1981年 東京大学法学部卒、日本興業銀行(現みずほ銀行)入行。主に経済調査関連の業務に従事。2005年 銀行を退職して久留米大学へ。現職は久留米大学商学部教授であるが、当サイトへの寄稿は一個人として行うものであるため、肩書きは「経済評論家」とする。

夢が買えてワクワクできるなら幸せ

 国際大会で日本選手を応援する人を見ていると、幸せそうですね。応援したから勝つというものでもないでしょうし、勝っても何ももらえないのですから、全く合理的でないように見えますが、本人が幸せならばそれで十分なのでしょう。

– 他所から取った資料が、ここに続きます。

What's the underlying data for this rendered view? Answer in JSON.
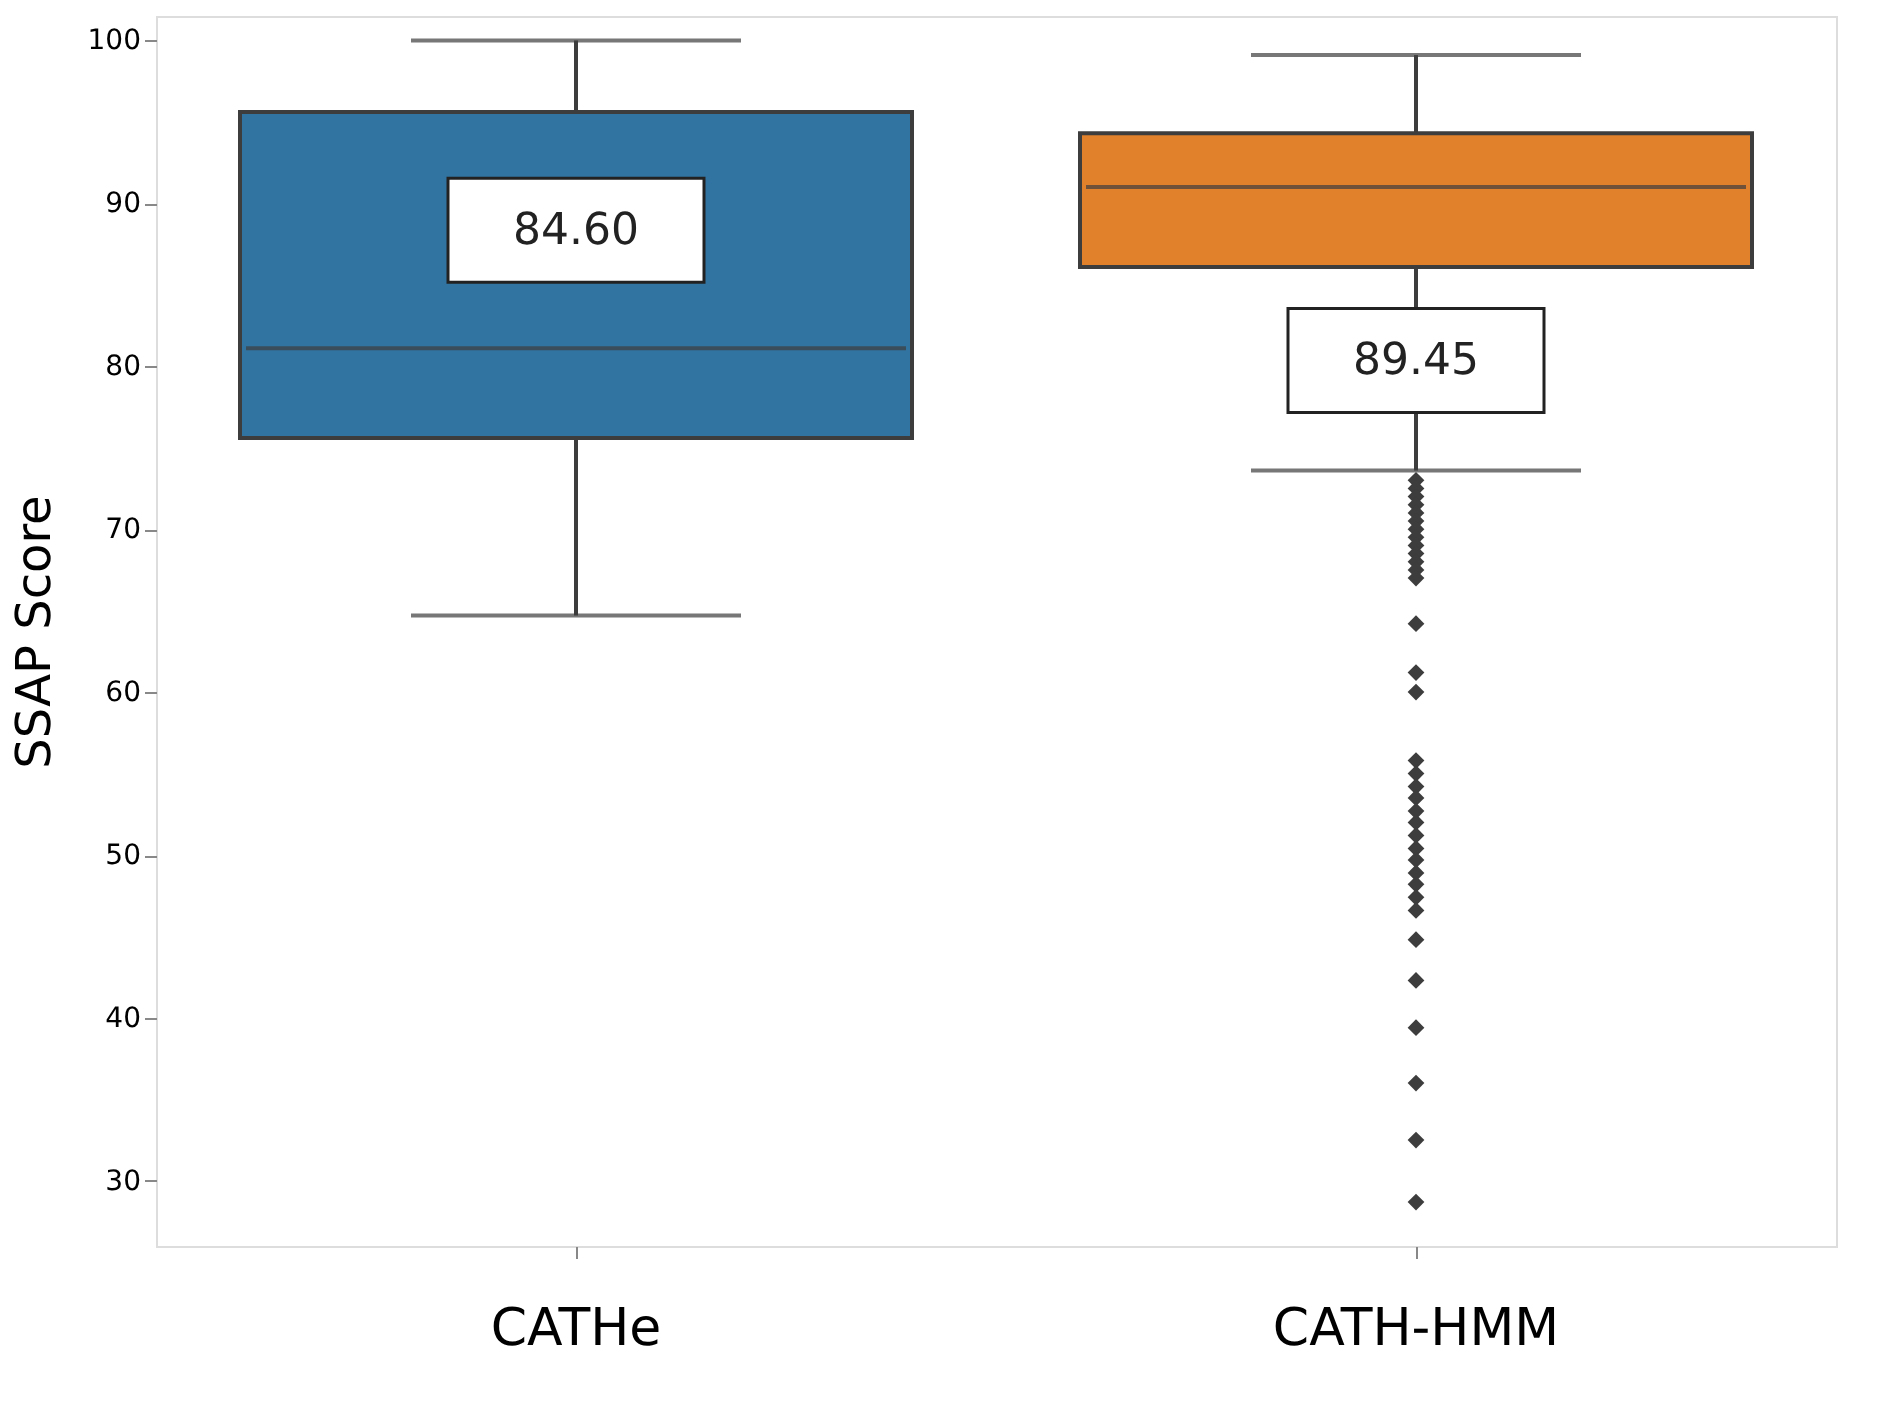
{
  "chart_data": {
    "type": "box",
    "ylabel": "SSAP Score",
    "categories": [
      "CATHe",
      "CATH-HMM"
    ],
    "colors": [
      "#3274a1",
      "#e1812c"
    ],
    "boxes": [
      {
        "low": 64.7,
        "q1": 75.6,
        "median": 81.1,
        "q3": 95.6,
        "high": 100
      },
      {
        "low": 73.6,
        "q1": 86.1,
        "median": 91.0,
        "q3": 94.3,
        "high": 99.1,
        "outliers": [
          73,
          72.5,
          72,
          71.5,
          71,
          70.5,
          70,
          69.5,
          69,
          68.5,
          68,
          67.5,
          67,
          64.2,
          61.2,
          60.0,
          55.8,
          55.0,
          54.2,
          53.5,
          52.7,
          52.0,
          51.2,
          50.4,
          49.7,
          48.9,
          48.2,
          47.4,
          46.6,
          44.8,
          42.3,
          39.4,
          36.0,
          32.5,
          28.7
        ]
      }
    ],
    "annotations": [
      "84.60",
      "89.45"
    ],
    "ylim": [
      26,
      101.5
    ],
    "yticks": [
      30,
      40,
      50,
      60,
      70,
      80,
      90,
      100
    ],
    "grid": false,
    "legend": false,
    "marker": "diamond"
  }
}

 そうです。人間は儲けるために生きているわけではなく、幸せになるために生きているのですから、期待値ばかり計算して「合理的経済人」として生きる必要などないのです。

 筆者自身も、日本選手は応援しますし、自分の持っている株に対しては「上がれ、上がれ」と毎日応援しています(笑)。それで幸せなら、良いではありませんか。

 そう考えると、宝くじは「当たれ、当たれ」と応援できて、「当たったら何をしようか」と考えながら夢に浸ることができて、万万が一当たれば金持ちになれるわけですから、購入代金の数百円など安いものです。

保険も期待値は損だが入ると安心

 保険も、期待値はマイナスです。客が払った保険料の中から保険会社のコストと利益を捻出しているわけですから。しかし、保険に加入すると安心感が得られます。

 「自分が死んだら残された妻子が路頭に迷うのではないか」「自宅が焼けたら住む場所が無くなってしまうのではないか」といった不安は、実際の確率より高く感じられるので、保険に加入することでそうした不安から解放されるのは、非常に有難いことなのです。

 余談ですが、ということは、そうした不安のない人には保険は不要なので、気をつけましょう。独身の新入社員は、万が一死んでも路頭に迷う人はいないでしょう。悲しんでくれる人はいるでしょうが。退職金を受け取った後の高齢者も同様ですね。

 「保険に加入していると何となく安心だ」という人は多いのですが、何がどう安心なのか、一度考えてみると良いと思います。